# Keeping Things Small


late spring 2026


how this came to be

The idea behind this place started simple: to keep things small. It came from my own experience of building other personal sites, each one growing bloated over time, which was fine. That was its own kind of exploration. But this time I wanted something small. I wanted a place that doesn’t try to be too many things at once. A place for one thing only: to hold memories.

You can visit my old personal sites on the Wayback Machine: here and here . Thank you, whoever archived them.

On the technical side, that meant lightweight, easy to load, and no unnecessary dependencies. So I went back to basics, building a static site with only html, css, and some help from Hugo. No javascript. No images either. Images add weight, and weight has a cost. That’s why instead of regular photos, I made something called alt-text photos. Basically they’re descriptions of photos I’d love to share, written out as text instead.

this feature was inspired by Alt Text Selfies , a project that collects self-portraits described in words rather than images. [alt-text: A person sitting at a desk in a dark room, lit only by a lamp, working at a computer beside a window.

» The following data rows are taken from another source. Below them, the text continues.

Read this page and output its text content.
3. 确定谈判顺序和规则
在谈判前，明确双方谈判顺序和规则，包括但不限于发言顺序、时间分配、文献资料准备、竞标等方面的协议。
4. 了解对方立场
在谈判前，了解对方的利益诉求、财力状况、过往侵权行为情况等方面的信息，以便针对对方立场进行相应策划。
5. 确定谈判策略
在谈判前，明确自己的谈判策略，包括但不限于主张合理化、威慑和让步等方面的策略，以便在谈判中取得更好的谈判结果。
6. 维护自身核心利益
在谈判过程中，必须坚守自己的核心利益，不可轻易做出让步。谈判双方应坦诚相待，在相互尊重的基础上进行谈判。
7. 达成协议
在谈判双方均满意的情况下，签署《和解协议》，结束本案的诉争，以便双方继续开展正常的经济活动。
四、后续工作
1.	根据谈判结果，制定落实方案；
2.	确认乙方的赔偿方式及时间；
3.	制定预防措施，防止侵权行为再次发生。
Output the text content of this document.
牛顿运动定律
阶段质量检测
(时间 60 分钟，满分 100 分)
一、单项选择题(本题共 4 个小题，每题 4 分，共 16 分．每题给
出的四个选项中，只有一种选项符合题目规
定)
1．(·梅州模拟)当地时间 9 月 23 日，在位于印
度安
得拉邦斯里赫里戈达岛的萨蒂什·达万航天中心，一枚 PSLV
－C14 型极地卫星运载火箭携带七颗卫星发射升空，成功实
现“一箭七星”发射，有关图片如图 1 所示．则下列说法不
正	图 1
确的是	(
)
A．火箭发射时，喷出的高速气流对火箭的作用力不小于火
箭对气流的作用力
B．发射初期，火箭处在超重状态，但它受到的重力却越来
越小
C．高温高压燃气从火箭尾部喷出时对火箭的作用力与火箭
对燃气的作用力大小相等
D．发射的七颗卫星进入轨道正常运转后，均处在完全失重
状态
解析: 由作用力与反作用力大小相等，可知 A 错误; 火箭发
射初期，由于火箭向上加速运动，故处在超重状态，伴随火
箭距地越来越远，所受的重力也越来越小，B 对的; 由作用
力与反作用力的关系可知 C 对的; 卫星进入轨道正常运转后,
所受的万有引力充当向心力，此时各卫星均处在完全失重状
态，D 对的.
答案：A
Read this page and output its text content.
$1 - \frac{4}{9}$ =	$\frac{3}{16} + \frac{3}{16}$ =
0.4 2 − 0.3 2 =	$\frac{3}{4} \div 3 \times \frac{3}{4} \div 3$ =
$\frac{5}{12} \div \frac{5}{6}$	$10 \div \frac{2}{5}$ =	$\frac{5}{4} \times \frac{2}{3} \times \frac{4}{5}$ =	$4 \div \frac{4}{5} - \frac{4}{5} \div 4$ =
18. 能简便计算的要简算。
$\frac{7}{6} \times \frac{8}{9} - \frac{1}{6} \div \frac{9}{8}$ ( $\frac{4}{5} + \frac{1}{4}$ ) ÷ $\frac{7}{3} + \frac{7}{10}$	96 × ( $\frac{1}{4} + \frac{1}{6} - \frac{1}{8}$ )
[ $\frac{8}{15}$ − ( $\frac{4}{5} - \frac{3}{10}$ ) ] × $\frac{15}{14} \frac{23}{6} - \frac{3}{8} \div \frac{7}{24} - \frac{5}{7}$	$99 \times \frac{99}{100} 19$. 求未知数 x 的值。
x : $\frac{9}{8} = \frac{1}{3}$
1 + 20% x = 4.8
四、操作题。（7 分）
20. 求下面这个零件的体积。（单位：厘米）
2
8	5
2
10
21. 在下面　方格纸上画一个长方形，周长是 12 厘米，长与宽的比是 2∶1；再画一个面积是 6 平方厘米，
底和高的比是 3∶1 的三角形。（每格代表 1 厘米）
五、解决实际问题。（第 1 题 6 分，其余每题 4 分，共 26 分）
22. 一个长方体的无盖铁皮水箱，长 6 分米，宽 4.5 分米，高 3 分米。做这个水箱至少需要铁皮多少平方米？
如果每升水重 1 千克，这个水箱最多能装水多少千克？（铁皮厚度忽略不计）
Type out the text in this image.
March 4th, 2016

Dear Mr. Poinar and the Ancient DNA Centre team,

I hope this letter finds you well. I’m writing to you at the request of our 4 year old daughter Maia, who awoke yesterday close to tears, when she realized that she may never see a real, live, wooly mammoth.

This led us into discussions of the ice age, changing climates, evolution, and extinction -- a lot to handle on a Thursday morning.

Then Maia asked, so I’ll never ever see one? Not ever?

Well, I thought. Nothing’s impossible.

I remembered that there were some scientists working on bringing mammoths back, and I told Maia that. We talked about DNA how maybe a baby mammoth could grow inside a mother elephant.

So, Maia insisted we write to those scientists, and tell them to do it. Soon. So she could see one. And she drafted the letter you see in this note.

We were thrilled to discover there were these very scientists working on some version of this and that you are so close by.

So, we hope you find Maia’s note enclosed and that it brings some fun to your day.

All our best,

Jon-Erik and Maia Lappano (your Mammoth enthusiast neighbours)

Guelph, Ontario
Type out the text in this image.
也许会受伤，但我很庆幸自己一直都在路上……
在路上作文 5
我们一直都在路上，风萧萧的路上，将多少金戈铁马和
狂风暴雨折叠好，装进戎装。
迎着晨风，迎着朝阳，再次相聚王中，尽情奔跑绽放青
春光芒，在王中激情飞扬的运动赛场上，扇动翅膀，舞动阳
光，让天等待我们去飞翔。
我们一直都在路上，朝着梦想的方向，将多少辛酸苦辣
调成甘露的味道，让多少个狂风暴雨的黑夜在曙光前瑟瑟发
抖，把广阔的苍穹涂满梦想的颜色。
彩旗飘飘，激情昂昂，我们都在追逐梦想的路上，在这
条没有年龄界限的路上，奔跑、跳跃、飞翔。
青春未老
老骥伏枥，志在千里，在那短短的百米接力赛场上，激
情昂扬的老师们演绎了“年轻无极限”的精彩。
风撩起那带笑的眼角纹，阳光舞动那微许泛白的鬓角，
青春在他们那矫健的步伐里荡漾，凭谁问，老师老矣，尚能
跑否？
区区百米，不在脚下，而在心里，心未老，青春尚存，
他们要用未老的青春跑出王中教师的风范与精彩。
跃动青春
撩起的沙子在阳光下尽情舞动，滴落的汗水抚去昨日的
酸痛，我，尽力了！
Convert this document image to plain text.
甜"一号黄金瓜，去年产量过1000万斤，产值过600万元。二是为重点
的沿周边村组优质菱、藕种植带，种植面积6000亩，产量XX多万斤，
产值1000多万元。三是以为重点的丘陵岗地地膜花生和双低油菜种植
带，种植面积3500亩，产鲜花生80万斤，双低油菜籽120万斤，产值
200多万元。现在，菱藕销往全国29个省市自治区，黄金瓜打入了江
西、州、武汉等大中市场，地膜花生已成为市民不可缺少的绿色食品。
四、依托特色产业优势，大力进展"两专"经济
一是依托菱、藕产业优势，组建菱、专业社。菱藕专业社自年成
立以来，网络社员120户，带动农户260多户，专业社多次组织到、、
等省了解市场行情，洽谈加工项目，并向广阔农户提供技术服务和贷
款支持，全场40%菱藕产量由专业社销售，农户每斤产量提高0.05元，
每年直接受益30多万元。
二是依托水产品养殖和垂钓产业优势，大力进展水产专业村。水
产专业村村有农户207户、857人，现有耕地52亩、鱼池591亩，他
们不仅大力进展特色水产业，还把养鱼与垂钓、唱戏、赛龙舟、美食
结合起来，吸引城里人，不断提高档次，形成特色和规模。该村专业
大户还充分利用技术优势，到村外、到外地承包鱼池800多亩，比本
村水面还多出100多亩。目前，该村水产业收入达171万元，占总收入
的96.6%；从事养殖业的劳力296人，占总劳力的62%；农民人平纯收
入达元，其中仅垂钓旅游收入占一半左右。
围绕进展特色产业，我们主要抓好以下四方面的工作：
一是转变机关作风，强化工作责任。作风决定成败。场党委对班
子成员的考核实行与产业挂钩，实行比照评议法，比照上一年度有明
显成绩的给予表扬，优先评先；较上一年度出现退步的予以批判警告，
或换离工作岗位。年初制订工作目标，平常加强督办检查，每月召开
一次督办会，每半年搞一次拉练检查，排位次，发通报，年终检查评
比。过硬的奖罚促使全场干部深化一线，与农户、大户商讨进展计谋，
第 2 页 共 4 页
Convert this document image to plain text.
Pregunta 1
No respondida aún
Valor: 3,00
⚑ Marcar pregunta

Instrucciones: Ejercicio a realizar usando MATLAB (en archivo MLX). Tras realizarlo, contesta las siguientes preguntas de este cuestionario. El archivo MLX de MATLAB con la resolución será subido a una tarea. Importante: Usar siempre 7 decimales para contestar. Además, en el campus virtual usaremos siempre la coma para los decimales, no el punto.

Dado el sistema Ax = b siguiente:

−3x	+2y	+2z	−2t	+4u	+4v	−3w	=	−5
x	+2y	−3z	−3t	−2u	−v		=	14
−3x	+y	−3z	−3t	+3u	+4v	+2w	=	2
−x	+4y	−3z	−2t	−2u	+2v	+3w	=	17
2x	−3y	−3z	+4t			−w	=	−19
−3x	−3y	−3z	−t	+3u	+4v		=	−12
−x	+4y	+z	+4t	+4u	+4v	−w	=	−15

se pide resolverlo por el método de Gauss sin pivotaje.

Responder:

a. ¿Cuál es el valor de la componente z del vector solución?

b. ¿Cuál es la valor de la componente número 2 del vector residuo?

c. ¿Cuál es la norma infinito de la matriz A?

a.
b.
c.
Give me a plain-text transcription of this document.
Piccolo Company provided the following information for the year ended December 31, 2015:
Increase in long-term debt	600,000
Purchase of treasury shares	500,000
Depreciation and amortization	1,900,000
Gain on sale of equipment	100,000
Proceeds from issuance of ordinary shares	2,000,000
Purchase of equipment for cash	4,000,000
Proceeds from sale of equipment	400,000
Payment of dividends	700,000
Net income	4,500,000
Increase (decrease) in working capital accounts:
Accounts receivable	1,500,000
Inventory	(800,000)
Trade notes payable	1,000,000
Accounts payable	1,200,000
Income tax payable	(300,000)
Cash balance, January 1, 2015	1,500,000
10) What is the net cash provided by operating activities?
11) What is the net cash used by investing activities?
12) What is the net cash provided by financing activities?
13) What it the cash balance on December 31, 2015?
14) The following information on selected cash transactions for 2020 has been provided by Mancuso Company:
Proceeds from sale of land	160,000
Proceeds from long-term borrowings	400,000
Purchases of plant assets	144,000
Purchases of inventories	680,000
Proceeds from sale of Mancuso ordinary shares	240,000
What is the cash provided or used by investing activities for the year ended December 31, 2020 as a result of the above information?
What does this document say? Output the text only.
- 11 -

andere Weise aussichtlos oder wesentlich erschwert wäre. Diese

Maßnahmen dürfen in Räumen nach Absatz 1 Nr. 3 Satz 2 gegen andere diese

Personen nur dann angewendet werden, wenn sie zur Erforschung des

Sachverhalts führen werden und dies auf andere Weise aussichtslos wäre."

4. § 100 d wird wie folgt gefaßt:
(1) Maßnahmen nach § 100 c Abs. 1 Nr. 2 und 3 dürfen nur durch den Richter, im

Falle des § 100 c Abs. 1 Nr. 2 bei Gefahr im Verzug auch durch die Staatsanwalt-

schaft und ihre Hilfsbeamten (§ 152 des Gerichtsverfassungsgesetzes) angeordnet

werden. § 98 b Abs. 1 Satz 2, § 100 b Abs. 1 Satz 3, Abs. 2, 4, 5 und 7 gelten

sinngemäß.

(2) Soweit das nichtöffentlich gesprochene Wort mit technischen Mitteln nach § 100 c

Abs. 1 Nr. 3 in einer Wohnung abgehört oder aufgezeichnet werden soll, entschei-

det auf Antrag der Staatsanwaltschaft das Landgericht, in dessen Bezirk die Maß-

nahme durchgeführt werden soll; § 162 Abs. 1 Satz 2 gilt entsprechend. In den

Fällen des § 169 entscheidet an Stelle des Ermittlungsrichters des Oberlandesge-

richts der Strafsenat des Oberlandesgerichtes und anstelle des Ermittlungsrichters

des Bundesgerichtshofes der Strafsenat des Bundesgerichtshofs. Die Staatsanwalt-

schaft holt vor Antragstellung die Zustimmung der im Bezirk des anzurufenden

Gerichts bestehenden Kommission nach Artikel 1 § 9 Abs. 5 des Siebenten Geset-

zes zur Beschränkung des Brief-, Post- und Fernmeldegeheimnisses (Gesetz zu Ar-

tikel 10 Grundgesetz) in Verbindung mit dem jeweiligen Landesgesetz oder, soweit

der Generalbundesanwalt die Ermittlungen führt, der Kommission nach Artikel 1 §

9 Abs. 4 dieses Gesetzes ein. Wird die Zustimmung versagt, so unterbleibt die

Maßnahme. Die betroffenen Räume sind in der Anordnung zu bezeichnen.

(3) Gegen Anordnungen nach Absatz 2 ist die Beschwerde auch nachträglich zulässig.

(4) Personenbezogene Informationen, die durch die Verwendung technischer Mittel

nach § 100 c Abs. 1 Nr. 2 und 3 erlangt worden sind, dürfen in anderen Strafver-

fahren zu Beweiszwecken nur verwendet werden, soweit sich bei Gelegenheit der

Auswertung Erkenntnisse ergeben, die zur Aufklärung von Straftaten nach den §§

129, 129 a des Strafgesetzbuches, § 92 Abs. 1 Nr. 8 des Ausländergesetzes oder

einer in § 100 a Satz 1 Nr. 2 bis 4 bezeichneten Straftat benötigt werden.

Outside, the sky is black and raindrops streak down the glass.]

When I want to share what I’m listening to, I’ll add a small music player to the post. Welp, a pseudo one, since it doesn’t actually play anything. All it does is open a DuckDuckGo search for the song in a new tab when clicked. The design is inspired by the iPod, mainly for nostalgic reasons. Clunky, but I like the way it feels.

The more I built, the more I wanted this place to feel a certain way. So I fixed the content column at 360px, narrow enough that the text stacks tall and the eye doesn’t have to travel far, like writing in a pocket notebook. No responsive breakpoints. It looks more or less the same on every screen.

This isn’t a space for conversation. It’s more like a personal corner I keep on the internet, for myself first. No comments, no analytics. No tracking. Nothing that would make it feel like it’s waiting for a response.

The rest is kept loose. The content is mostly text, written in lowercase. There’s no posting schedule, no particular format to follow. Things go up when they’re ready, or when I feel like it.

The only structure I impose is a system of tags called seeds. Though I use them lightly. Sometimes arbitrarily. The hope is that over time, unexpected connections will surface on their own. I’m curious to see what grows.